Pria kelahiran Tabanan, Bali, 20 Desember 1949 itu kerap melaukan perjalanan ke dua lokasi tersebut. Hingga akhirnya sebuah pemeran karya seni yang bertajuk Run For Manhattan menjadi retrospektif delapan periode karya dari sang maestro Made Wianta.
“Sekitar 6 kali bapak pergi ke New York mengunjungi Manhattan. Pernah ke Pulau Run juga khusus untuk meneliti tentang buah pala,” tutur Buratwangi, anak dari Made Wianta, saat ditemui di Ciptandana Center, Jakarta, Jumat (24/11).
“Dua tempat tersebut (Run dan Manhattan) yang menginspirasi Bapak untuk menciptakan karya seni," lanjut Buratwangi.

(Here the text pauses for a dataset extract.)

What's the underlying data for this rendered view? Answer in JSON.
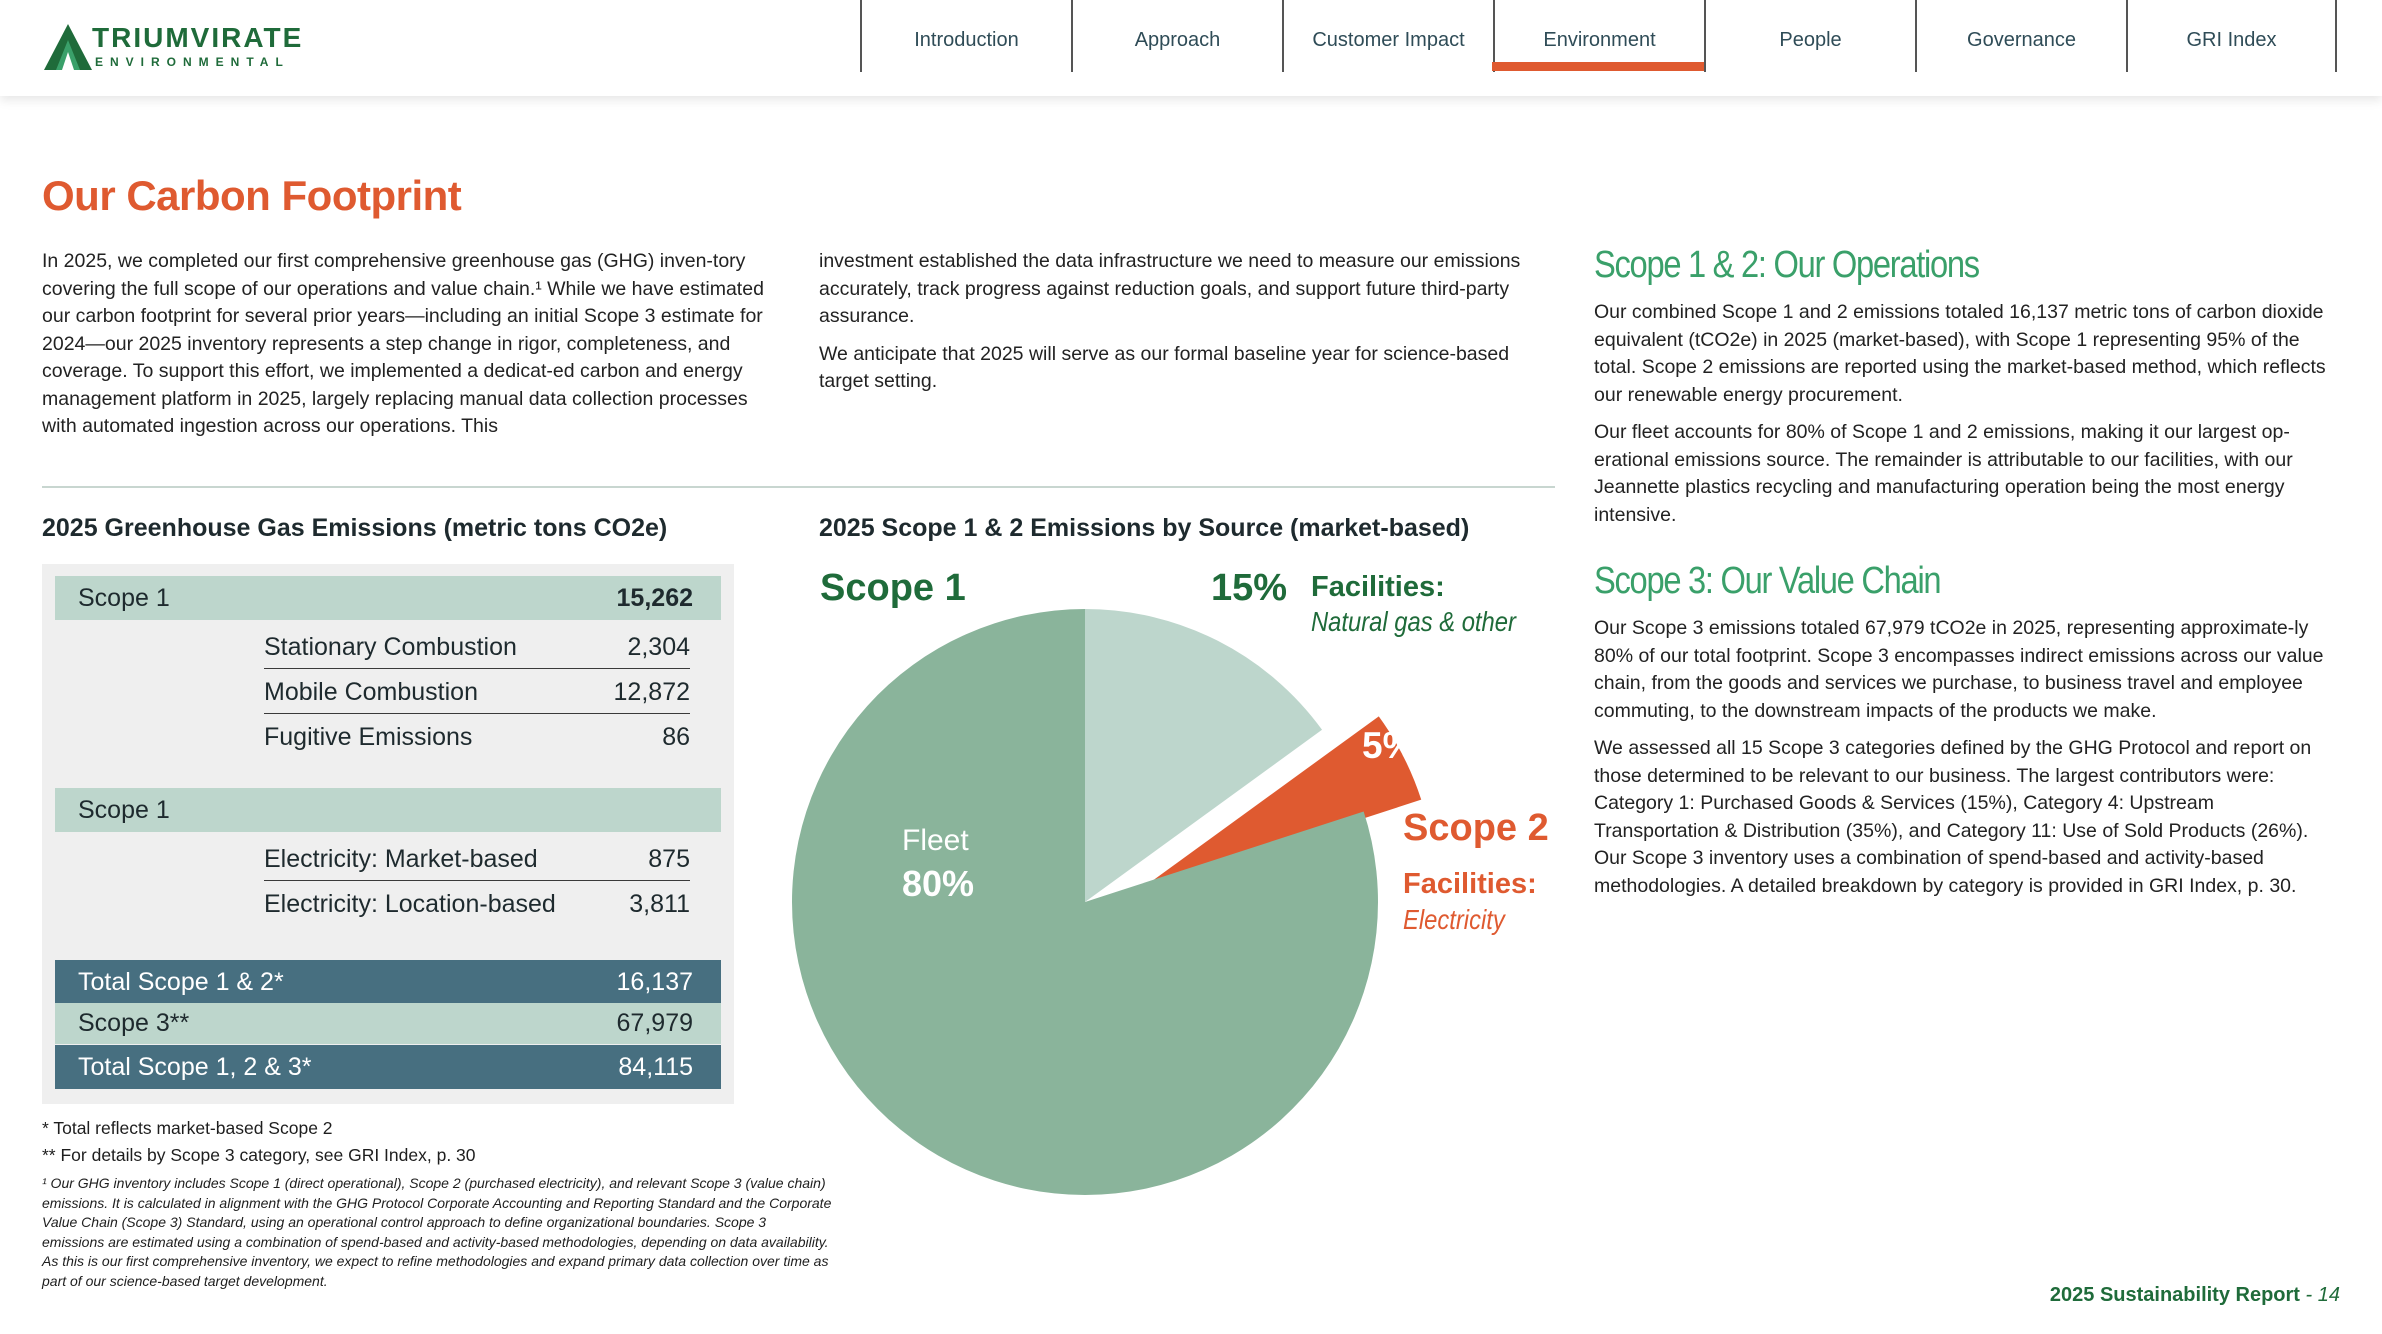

Karya-karya lukisan dari Made Wianta yang terinspirasi dari Pulau Run dan Manhattan dipamerkan pada The Ciptadana Art Program. Seperti The Storm, lukisan yang dibuat pada tahun 2009 tersebut memakan waktu kurang lebih 6 bulan. Yang menggambarkan pulau Run dan Manhattan kala itu.
Harga yang dibandrol pun untuk lukisan The Strom yakni Rp750 juta. Selain itu, ada pula 42 lukisan yang menarik lainnya yang dipamerkan, antara lain yaitu Molluccas Rock (2012), Island Silhouettes (2012), Fort Belgique (2015) Fifth Avenue (2003), City Lights (2015), NYC Town Hall (2014) dan masih banyak yang lainnya. (ryn)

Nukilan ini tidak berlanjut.